В отличие от Италии, Венгрия была уже более или менее единым политическим образованием («земли короны св. Стефана»), с действующей конституцией, значительной степенью автономии, и фактически, с большинством элементов суверенного государства, исключая независимость. Ее слабость состояла в том, что мадьярская аристократия, распоряжавшаяся этой обширной и преимущественно аграрной областью, управляла не только мадьярским крестьянством большой равнины, но также и населением, 60% которого, по-видимому, состояло из хорватов, сербов, словаков, румын и украинцев, не говоря уже о значительном немецком меньшинстве.
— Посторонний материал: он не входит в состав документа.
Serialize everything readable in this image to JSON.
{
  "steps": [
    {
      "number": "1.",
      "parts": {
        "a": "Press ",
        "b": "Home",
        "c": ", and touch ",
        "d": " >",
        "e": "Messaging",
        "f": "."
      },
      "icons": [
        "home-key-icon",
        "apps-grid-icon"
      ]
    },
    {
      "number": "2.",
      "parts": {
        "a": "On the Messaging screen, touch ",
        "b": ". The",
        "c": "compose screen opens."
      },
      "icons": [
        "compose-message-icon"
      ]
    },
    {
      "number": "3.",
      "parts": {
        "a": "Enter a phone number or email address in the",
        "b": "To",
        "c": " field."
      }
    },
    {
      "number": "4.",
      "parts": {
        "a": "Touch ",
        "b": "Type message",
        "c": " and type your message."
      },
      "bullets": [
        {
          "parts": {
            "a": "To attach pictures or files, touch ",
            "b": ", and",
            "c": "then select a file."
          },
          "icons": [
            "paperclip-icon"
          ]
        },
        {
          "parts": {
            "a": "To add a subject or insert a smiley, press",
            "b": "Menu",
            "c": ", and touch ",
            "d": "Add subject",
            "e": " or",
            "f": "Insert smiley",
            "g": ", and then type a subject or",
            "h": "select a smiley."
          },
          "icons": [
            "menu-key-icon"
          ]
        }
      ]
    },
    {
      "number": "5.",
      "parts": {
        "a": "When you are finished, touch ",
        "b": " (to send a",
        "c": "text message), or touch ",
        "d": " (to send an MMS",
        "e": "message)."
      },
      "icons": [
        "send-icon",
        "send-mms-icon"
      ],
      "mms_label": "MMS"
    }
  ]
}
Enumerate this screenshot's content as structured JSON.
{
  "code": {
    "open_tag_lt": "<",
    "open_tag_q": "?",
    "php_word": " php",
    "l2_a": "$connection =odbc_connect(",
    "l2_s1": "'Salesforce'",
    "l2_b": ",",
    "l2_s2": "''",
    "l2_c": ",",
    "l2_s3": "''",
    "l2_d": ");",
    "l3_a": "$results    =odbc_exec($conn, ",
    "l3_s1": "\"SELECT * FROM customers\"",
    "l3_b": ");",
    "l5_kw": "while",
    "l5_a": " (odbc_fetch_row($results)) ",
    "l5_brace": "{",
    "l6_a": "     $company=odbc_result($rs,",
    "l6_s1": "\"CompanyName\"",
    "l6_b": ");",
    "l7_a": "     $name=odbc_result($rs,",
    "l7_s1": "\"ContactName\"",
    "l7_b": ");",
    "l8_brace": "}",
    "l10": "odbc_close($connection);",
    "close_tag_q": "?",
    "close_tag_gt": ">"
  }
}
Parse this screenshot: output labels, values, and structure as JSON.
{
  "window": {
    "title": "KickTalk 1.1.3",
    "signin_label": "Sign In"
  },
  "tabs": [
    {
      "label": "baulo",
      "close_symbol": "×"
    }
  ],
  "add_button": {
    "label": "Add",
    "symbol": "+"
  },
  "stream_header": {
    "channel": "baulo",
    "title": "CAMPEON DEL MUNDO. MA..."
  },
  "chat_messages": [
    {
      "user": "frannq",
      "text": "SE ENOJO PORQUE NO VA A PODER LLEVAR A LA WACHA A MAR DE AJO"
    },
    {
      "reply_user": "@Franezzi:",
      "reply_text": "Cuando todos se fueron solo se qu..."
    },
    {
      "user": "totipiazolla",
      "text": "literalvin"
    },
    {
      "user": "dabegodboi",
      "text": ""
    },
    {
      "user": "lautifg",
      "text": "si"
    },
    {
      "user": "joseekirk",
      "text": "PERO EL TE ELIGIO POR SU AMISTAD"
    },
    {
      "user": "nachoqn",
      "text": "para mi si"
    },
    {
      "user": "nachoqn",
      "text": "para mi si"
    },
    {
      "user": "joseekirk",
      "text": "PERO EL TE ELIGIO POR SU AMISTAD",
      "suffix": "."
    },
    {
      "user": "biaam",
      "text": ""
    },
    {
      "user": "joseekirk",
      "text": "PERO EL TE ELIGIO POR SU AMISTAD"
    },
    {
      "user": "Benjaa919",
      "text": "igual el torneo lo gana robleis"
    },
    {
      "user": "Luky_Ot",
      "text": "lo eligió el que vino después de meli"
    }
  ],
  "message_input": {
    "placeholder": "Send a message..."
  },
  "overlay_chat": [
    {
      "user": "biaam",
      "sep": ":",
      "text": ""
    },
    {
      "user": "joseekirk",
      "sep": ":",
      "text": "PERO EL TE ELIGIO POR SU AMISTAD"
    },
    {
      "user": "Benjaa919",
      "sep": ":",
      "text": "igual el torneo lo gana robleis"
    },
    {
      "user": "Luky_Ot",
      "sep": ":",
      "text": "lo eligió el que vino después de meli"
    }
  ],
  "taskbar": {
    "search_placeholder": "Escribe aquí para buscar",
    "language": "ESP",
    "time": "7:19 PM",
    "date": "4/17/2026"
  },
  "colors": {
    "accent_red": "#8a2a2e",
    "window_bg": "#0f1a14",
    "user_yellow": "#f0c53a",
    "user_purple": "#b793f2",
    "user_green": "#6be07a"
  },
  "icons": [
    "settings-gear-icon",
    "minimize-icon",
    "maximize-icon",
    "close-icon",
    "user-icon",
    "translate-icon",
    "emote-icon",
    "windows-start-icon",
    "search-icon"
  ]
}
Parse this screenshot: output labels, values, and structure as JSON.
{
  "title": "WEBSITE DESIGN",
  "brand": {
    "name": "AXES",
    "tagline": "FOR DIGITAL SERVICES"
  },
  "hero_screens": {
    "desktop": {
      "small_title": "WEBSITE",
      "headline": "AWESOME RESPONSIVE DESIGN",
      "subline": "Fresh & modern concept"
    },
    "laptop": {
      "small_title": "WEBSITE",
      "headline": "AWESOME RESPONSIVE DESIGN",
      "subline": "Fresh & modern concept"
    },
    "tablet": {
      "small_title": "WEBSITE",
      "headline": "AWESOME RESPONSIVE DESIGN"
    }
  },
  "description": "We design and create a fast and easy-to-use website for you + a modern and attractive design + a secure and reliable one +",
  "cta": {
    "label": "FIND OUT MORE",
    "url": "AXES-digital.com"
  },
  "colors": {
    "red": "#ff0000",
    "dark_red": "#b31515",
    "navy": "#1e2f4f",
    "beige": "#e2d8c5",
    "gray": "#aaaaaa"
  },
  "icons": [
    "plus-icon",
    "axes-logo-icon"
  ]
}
Эти крестьянские народы не были бесчувственны к революции, которая освободила крепостных, но были раздражены отказом большей части будапештских радикалов пойти на какие-либо уступки их национальному отличию от мадьяр, так как их политические представители были настроены крайне враждебно к жестокой политике мадьяризации и объединению прежде автономных каким-то образом пограничных районов с централизованным и унитарным Венгерским государством. Венский двор, следуя обычному имперскому принципу «разделяй и властвуй», предложил им помощь. Ей должна была стать хорватская армия под командованием барона Иелачича, друга Гая, пионера югославского национализма, который руководил нападением на революционную Вену и революционную Венгрию.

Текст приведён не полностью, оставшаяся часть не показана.